Die Gefahr einer Deflation, also einer Spirale aus dauerhaft sinkenden Preisen und konjunktureller Krise, bei der die Verbraucher auf noch billigere Produkte hoffen und ihre Einkäufe aufschieben, ist nach Ansicht von Ökonomen endgültig gebannt. Die aktuelle Inflationsrate liegt weit unter dem Ziel der Europäischen Zentralbank (EZB) von knapp zwei Prozent. Dieses Niveau soll Preisstabilität ermöglichen, aber keinen Anreiz zum Horten von Bargeld geben.

Im September fielen binnen Jahresfrist vor allem die Preise für Mineralölprodukte mit minus 18,6 Prozent.

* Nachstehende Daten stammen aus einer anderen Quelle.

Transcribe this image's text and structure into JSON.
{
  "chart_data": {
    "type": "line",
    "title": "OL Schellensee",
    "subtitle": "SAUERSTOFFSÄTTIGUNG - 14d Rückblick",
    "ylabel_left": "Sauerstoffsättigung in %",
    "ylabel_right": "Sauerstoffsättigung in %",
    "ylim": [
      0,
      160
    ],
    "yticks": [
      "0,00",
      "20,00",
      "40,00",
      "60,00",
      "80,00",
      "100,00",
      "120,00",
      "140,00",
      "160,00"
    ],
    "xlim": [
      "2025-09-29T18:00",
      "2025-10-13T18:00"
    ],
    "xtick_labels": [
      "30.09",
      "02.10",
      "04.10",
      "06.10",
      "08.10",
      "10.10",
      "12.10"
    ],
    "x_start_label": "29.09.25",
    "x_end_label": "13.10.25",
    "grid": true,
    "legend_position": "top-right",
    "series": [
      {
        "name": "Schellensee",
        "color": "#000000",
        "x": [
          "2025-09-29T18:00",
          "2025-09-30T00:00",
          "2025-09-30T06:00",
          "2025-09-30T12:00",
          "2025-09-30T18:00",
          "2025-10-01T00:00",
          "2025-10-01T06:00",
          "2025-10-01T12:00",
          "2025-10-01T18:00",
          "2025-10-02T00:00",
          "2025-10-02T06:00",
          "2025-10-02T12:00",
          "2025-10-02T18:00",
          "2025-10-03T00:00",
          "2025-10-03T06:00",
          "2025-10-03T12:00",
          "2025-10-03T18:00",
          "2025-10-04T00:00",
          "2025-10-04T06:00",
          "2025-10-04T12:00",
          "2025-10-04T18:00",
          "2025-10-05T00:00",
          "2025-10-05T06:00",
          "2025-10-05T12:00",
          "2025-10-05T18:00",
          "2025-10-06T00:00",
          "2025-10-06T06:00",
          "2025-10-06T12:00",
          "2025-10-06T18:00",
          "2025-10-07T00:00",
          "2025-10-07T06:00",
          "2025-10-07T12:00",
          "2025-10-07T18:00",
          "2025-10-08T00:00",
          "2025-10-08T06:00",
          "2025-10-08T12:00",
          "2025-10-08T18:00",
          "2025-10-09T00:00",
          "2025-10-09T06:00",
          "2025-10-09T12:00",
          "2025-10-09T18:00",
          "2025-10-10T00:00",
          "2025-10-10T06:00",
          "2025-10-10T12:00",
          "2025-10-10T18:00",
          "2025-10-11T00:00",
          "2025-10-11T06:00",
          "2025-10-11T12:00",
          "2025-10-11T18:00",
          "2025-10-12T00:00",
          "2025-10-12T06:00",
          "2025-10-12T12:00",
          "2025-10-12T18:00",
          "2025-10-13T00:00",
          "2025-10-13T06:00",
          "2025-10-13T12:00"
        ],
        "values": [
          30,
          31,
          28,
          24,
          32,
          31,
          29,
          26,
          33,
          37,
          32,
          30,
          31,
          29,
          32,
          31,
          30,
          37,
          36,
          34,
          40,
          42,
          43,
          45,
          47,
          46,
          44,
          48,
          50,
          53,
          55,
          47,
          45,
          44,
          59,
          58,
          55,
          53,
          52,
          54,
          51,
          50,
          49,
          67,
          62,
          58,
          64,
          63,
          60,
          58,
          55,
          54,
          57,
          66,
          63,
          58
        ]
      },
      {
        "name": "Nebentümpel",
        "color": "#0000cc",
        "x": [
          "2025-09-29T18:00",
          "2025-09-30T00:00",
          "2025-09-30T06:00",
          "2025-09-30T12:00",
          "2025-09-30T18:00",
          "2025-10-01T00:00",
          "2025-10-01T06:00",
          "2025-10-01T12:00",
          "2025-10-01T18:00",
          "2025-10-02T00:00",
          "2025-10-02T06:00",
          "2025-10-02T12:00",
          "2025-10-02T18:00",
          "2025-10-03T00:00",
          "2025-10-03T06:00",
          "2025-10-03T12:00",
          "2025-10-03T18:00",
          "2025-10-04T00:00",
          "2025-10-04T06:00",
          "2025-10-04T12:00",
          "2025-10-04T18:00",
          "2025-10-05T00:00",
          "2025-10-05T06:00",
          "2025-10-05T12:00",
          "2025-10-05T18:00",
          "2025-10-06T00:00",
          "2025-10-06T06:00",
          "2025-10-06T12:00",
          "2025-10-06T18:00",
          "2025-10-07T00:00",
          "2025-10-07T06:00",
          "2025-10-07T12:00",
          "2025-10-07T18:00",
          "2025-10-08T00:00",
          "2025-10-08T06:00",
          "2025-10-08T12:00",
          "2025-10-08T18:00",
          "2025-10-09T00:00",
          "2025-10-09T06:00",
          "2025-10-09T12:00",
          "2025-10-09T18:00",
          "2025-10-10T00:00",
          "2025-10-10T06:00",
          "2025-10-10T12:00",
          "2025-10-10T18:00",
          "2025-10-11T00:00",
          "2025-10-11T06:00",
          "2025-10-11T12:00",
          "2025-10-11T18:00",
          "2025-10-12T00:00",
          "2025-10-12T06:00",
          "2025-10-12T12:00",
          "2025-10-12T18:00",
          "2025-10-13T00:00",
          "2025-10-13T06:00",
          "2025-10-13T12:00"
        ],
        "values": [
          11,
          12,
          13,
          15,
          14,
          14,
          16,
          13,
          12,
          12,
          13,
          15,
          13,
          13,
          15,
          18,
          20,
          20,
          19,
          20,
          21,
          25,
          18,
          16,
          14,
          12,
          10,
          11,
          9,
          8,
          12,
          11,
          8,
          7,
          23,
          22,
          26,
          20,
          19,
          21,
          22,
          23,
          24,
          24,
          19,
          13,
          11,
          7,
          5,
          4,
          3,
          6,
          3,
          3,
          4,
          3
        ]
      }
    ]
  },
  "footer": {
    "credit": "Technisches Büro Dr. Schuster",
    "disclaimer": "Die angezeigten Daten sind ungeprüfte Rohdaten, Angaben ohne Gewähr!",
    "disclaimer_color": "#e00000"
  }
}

Leichtes Heizöl war mehr als ein Drittel billiger. Die Preise für Lebensmittel sanken um 3 Prozent, vor allem für Milch, Quark und Butter, die im vergangenen Jahr rasante Preisaufschläge verzeichnet hatten. Rechnet man Energie und Lebensmittel heraus, so hätte die Inflationsrate im September bei plus 1,3 Prozent gelegen. Insgesamt mussten Verbraucher für Energie 9 Prozent weniger zahlen als vor einem Jahr. Neben den Mineralölprodukten kostete auch Gas weniger (minus 9,4 Prozent).

Teurer wurde dagegen Strom - zuletzt hatten die Statistiker im Jahr 2000 Preisnachlässe bei Strom verzeichnet. Auch die Preise für Tabak und Pauschalreisen stiegen.